If you thought the detention and subsequent release of Resolute Mining Ltd.’s chief executive by the government of Mali two weeks ago was a one-off, you would have been wrong.

Last week, as Resolute paid the second, $50 million tranche (the first was $80 million) of a $160 million settlement to the west African country’s military junta, Canadian mining giant Barrick Gold Corp. announced that four of its employees in the country had also been detained. Mali claims Barrick owes $500 million in back taxes while the company says it has already made an $85 million payment of an undisclosed sum. (Mali had demanded $380 million from Resolute in new tax assessments.)

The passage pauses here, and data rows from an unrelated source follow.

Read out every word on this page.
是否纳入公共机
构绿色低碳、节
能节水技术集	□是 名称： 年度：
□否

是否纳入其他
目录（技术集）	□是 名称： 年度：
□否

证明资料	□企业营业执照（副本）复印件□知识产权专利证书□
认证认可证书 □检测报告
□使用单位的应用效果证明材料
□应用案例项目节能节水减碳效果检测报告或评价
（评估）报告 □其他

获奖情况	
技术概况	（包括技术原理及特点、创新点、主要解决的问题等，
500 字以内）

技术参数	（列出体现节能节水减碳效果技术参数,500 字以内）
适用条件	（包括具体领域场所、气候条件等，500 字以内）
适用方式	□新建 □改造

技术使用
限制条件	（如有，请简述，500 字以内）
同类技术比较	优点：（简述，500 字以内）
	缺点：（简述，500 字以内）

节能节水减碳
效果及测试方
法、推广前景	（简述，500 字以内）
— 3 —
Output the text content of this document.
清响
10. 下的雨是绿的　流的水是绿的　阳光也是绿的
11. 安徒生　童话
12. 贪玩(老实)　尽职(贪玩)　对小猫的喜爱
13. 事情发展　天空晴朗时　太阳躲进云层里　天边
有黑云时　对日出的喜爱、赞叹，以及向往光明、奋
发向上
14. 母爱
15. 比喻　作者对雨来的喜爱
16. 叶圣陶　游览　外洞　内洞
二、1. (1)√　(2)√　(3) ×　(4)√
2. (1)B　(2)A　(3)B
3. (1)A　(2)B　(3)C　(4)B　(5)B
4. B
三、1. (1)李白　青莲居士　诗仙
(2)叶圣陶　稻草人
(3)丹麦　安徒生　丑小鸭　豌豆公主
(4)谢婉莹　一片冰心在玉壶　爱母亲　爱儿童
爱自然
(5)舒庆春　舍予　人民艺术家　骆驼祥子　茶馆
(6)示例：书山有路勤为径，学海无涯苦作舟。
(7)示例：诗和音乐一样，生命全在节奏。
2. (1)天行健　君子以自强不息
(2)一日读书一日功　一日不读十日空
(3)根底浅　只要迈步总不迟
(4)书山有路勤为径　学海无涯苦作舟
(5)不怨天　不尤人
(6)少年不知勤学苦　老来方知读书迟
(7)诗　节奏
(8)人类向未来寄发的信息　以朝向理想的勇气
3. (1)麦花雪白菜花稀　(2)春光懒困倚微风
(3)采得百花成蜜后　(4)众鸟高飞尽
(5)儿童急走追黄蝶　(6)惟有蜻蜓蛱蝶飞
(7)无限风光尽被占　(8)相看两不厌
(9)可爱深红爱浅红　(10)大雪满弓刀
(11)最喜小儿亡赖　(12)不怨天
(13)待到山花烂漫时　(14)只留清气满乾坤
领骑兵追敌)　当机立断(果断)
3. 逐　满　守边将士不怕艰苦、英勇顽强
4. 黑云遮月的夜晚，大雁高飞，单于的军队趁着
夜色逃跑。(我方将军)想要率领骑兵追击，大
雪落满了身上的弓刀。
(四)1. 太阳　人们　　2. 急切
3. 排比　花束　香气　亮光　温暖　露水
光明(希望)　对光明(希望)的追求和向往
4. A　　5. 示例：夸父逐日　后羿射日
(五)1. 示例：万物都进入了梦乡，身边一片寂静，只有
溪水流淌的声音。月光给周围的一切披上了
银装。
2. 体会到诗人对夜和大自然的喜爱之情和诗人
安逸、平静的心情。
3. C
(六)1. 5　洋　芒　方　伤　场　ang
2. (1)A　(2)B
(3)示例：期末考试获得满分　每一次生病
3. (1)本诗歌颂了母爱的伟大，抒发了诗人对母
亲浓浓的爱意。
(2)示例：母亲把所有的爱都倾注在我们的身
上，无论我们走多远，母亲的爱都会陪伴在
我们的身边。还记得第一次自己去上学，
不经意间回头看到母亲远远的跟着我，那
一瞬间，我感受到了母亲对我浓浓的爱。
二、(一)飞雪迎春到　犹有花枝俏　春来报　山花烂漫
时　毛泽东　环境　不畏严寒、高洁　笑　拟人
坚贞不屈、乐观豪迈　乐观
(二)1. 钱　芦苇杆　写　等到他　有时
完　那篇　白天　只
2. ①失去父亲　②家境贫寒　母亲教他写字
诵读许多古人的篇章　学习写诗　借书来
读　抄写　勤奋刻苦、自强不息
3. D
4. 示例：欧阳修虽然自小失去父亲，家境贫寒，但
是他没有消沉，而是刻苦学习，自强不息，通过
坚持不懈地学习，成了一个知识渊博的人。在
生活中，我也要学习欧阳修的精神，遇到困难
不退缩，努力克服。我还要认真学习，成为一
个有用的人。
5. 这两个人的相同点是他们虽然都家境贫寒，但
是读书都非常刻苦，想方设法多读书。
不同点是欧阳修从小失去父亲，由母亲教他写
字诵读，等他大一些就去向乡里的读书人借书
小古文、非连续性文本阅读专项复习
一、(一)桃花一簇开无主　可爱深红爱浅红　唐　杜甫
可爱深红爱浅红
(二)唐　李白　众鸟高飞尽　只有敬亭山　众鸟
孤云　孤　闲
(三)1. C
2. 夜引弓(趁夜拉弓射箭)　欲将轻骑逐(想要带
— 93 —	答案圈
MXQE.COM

However deplorable Mali’s actions may seem, companies should expect this kind of pressure in other parts of the African continent over the next few years as the philosophy that underpins what happened in Mali spreads. After decades of largely being sidelined while profits from their mineral resources accrued to foreign firms and kleptocratic local leaders, Africa’s new leaders, both democratic and autocratic, want a greater slice of the pie. Some want to achieve this at the negotiating table while others employ much rougher methods.

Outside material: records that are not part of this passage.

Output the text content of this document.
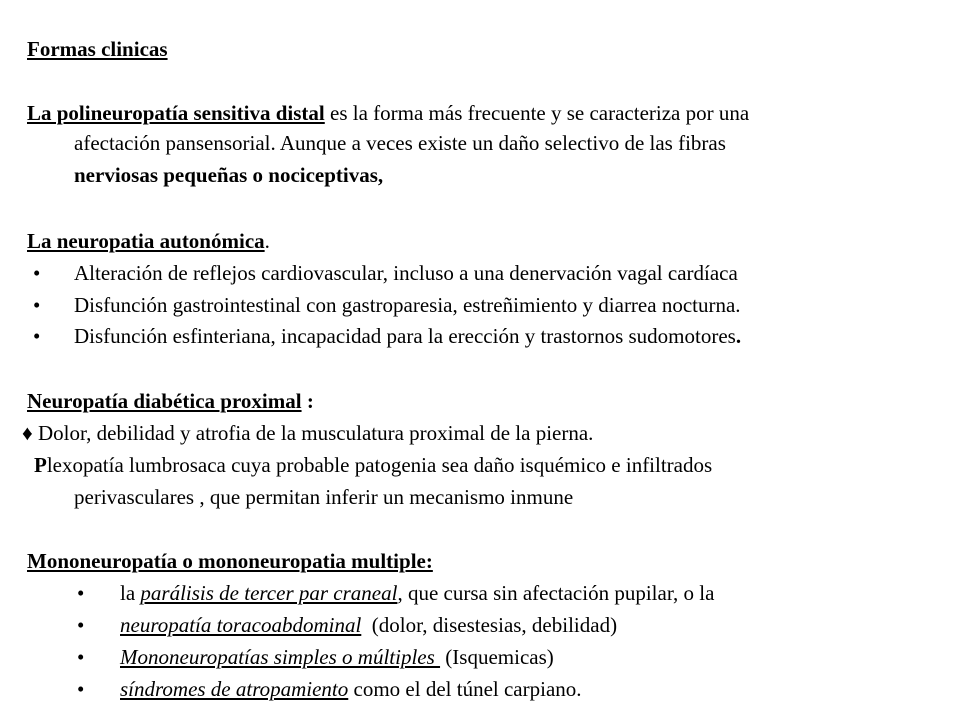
Formas clinicas
La polineuropatía sensitiva distal es la forma más frecuente y se caracteriza por una
afectación pansensorial. Aunque a veces existe un daño selectivo de las fibras
nerviosas pequeñas o nociceptivas,
La neuropatia autonómica.
• Alteración de reflejos cardiovascular, incluso a una denervación vagal cardíaca
• Disfunción gastrointestinal con gastroparesia, estreñimiento y diarrea nocturna.
• Disfunción esfinteriana, incapacidad para la erección y trastornos sudomotores.
Neuropatía diabética proximal :
♦ Dolor, debilidad y atrofia de la musculatura proximal de la pierna.
Plexopatía lumbrosaca cuya probable patogenia sea daño isquémico e infiltrados
perivasculares , que permitan inferir un mecanismo inmune
Mononeuropatía o mononeuropatia multiple:
• la parálisis de tercer par craneal, que cursa sin afectación pupilar, o la
• neuropatía toracoabdominal  (dolor, disestesias, debilidad)
• Mononeuropatías simples o múltiples  (Isquemicas)
• síndromes de atropamiento como el del túnel carpiano.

The age of super-profits for global companies operating in Africa’s resource sector is coming to an end. Multinational companies should hurry to find sustainable ways in which they can share risk and revenue with governments, as they do in jurisdictions like Norway (where taxes are as high as 78%) and the United Arab Emirates.

Animating Kenya’s anti-tax government shutdown this year, concepts of “decoloniality” now drive youth protests, inspire coup leaders such as those in Mali and drive some policy making in democratic states. It is particularly influential in countries where large oil, gas, and mineral finds have been made, from Namibia to Mozambique and South Africa. Its influence has seen old and new mining contracts in Botswana, Senegal, the Democratic Republic of Congo, Zambia and elsewhere being renegotiated.

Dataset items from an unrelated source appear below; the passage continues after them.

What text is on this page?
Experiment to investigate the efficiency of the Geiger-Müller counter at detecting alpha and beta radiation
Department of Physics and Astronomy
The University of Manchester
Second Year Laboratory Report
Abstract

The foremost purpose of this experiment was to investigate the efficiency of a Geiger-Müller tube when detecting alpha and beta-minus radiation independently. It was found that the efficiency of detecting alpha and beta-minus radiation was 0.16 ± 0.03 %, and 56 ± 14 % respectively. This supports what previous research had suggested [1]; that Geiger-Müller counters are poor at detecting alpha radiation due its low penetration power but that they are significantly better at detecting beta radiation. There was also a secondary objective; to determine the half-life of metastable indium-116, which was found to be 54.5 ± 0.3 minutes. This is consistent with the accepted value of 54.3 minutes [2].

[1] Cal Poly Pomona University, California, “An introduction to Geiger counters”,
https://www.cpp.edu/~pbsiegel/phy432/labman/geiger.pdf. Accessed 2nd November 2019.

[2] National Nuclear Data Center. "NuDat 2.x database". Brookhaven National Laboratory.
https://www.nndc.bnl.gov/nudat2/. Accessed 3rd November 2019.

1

Whether one wants to call it decoloniality or “resource nationalism,” as it was termed in the past, this movement is worth paying attention to. South Africa’s international relations minister Ronald Lamola told the United Nations in September that SA’s priorities during its G20 presidency would include dealing with “issues of predatory mining by some countries and corporations, especially in the quest for Africa’s raw materials and critical minerals.”